I have lost count of the number of people I’ve spoken to over the years who have told me that they are relying on their Buy to Let (BTL) property portfolio to provide for them in retirement.
There are 2.6m private landlords across the UK who own BTL residential properties - most of these in the England - with a particularly high concentration in London.
A study of the retirement income prospects of Generation X aged 40-55 today, which Dunstan Thomas completed just before the pandemic broke in the UK, found that 12 per cent of Gen Xers living in London had BTL property-linked long term savings.
I have always questioned the wisdom of putting all your long-term savings into one basket/asset class.
However, I have never been more worried than today as the shine is coming off residential BTL investment returns very fast now.
Why is this happening when surely bricks and mortar must be the ultimate safe haven when stock markets are so skittish?
It is becoming clear that both the political climate and legal changes over the last five years have not favoured BTL investors.
Why do I feel that?
Firstly, you would think the political climate would be broadly pro the landlord when we have a Conservative Government in power.

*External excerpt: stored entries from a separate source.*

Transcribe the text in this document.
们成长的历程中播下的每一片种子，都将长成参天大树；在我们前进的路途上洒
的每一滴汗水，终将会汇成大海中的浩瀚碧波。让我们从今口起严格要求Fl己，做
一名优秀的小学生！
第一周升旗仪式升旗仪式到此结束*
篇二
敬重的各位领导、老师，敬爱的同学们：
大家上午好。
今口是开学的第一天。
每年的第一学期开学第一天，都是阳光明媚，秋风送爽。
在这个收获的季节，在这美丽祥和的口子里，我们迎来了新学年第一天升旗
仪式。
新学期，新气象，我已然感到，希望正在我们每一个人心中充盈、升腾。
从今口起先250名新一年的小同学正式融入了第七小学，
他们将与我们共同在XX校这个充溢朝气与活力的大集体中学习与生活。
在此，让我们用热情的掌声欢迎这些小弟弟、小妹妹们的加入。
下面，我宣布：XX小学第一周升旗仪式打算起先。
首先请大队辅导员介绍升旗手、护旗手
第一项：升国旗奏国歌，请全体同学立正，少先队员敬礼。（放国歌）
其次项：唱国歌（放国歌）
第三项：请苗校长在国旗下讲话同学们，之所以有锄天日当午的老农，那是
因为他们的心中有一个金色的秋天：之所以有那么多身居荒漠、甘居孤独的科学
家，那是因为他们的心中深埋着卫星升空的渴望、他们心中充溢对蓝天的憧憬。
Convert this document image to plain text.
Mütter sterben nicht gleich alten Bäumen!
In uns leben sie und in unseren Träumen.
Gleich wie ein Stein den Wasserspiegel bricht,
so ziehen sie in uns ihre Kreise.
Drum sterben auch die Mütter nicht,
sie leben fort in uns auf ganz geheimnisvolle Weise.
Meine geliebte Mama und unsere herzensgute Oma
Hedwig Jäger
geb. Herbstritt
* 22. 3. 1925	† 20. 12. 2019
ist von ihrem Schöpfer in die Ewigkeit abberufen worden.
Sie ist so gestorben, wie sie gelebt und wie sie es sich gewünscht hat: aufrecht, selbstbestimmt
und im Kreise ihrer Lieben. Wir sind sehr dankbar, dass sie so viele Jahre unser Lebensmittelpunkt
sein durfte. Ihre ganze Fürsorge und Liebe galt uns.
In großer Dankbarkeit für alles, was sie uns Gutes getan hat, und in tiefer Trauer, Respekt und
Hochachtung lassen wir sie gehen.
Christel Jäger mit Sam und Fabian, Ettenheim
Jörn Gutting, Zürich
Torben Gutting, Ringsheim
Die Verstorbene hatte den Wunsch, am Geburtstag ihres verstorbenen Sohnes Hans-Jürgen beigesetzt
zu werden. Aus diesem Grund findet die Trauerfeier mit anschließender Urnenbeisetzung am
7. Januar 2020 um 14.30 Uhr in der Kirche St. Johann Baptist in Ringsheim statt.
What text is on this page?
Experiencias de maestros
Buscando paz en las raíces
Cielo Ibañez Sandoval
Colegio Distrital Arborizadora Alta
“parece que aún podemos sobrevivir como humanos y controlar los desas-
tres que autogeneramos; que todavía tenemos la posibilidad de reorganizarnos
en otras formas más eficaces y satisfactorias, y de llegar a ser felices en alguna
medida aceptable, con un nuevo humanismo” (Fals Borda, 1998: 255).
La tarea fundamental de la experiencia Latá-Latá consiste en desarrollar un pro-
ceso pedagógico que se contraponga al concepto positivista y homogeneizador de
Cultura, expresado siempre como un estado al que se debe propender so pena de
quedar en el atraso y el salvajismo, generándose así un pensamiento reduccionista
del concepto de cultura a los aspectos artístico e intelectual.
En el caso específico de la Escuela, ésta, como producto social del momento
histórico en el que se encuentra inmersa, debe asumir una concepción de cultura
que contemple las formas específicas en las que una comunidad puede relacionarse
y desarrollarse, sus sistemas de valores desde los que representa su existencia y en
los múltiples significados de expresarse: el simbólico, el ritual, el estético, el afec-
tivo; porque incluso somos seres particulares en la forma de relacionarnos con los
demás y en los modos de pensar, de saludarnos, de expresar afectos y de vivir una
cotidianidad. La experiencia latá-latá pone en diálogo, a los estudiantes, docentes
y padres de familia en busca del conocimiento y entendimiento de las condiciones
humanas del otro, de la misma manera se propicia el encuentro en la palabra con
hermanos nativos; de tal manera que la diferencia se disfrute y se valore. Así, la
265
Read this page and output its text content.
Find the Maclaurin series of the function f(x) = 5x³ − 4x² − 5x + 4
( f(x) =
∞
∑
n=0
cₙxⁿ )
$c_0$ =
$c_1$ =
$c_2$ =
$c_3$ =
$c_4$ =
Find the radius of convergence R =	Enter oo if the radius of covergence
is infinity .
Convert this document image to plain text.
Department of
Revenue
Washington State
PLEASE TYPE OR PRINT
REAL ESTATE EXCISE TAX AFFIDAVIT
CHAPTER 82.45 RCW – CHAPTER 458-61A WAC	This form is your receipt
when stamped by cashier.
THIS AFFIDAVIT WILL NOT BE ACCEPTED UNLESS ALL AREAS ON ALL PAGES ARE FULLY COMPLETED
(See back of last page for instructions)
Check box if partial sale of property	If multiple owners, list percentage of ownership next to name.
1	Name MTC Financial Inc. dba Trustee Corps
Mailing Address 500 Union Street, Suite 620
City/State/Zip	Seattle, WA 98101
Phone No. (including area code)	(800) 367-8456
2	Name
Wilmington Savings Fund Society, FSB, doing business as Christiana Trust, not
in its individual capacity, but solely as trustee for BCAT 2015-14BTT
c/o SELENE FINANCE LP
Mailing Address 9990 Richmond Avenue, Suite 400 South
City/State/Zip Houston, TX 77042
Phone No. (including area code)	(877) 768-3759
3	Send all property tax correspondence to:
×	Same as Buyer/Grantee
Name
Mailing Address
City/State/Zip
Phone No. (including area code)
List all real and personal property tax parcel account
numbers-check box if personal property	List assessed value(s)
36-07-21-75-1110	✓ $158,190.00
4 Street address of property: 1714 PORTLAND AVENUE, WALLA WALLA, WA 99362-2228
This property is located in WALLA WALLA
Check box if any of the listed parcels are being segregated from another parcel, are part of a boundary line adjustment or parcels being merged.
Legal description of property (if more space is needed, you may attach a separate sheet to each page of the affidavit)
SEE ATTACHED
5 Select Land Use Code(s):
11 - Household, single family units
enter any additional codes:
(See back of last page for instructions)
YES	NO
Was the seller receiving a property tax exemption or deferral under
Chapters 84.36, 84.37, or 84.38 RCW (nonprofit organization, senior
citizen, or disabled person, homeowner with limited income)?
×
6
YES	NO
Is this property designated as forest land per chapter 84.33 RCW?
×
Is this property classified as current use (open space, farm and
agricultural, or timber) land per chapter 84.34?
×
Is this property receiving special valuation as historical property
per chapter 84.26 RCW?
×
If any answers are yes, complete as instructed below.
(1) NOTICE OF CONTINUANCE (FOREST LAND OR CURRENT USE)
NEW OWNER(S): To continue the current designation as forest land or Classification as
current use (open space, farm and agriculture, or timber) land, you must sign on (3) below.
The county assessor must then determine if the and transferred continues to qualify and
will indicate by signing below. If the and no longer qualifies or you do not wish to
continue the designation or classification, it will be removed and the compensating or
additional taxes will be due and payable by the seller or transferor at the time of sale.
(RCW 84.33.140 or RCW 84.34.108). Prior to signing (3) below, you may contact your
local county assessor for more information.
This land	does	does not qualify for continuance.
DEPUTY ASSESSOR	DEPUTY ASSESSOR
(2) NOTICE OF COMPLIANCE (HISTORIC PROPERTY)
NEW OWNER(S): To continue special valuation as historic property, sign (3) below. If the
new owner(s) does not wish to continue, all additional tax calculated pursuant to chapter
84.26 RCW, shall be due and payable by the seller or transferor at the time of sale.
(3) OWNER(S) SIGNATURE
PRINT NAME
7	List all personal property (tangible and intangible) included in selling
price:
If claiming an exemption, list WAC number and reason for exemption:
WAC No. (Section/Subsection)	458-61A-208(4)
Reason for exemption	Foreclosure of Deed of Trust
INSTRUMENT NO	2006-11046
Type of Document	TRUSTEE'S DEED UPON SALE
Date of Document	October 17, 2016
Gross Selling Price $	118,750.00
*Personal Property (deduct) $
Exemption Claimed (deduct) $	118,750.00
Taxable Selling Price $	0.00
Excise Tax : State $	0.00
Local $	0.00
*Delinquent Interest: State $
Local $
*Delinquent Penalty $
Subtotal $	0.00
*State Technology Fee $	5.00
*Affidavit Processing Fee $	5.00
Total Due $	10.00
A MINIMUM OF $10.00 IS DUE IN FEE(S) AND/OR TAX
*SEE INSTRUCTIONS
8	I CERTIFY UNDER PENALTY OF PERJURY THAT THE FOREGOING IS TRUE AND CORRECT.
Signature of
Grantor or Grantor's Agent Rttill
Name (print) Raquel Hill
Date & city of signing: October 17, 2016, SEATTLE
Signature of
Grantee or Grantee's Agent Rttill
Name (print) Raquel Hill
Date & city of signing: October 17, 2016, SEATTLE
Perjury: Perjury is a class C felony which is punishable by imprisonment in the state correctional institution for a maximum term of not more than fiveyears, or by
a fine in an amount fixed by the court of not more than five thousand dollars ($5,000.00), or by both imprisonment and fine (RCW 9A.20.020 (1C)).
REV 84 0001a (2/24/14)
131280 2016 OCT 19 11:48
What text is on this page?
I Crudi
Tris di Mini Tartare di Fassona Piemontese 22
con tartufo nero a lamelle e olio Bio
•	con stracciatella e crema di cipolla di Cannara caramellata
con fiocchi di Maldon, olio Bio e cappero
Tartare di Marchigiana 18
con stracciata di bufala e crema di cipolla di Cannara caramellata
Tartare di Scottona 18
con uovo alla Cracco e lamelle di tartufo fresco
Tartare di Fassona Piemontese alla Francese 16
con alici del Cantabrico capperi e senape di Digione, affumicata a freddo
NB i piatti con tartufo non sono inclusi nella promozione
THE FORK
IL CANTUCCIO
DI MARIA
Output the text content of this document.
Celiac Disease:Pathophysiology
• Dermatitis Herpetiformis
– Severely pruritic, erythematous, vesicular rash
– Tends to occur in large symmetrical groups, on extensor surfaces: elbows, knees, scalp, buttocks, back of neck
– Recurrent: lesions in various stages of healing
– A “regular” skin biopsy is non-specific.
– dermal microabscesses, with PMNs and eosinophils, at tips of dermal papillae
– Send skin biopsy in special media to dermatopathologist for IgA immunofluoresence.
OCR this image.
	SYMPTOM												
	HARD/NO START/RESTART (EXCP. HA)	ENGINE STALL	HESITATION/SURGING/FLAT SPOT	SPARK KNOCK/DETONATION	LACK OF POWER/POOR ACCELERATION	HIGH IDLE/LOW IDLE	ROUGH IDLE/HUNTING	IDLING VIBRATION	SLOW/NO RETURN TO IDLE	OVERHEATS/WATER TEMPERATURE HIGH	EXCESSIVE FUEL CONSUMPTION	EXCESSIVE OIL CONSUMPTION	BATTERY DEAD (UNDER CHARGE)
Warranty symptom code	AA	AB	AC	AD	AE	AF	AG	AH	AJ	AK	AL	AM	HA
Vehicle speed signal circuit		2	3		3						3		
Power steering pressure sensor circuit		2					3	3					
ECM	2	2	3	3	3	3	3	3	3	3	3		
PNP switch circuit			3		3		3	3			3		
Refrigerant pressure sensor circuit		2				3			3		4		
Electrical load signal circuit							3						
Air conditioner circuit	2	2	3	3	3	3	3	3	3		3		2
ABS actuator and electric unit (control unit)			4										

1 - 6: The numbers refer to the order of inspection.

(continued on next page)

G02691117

Yet, as rental prices, particularly in rental hot spots like Manchester and London, have continued to go up, and more and more people find themselves joining ‘Generation Rent’, a significant lobby has grown up around asserting renters’ rights over landlords.
And politically the centre of gravity has started to move away from BTL investors.
In one webinar I attended late last month, I found a spokesman from the National Residential Landlords Association (NRLA) confirming that in the 2019 General Election, the Conservatives gained an eight per cent swing of the growing army of renters’ votes, mostly in inner city constituencies where they were able to take long-held Labour seats as a result.
Deregulation Act 2015 constraints
If the political climate seems less favourable to BTL investors, the legal changes tell the same story, starting with the Deregulation Act 2015.
This law brought in very significant tenant safeguards which were designed to clamp down on rogue landlords.
They added safeguards but also meant much higher costs for all the additional checks and paperwork which had to be in place ahead of any Assured Shorthold Tenancy agreements being validated and signed.
1. Requirement for a ‘right to rent’ check which requires the landlord to check the tenant’s documents in their presence to expose any illegal immigrants.
2. Requirement for landlords to have an up to date gas safety certificate for any gas-fuelled appliance.
3. Requirement for a valid energy performance certificate (EPC) for the property
4. Proof of working smoke alarms and carbon monoxide detectors.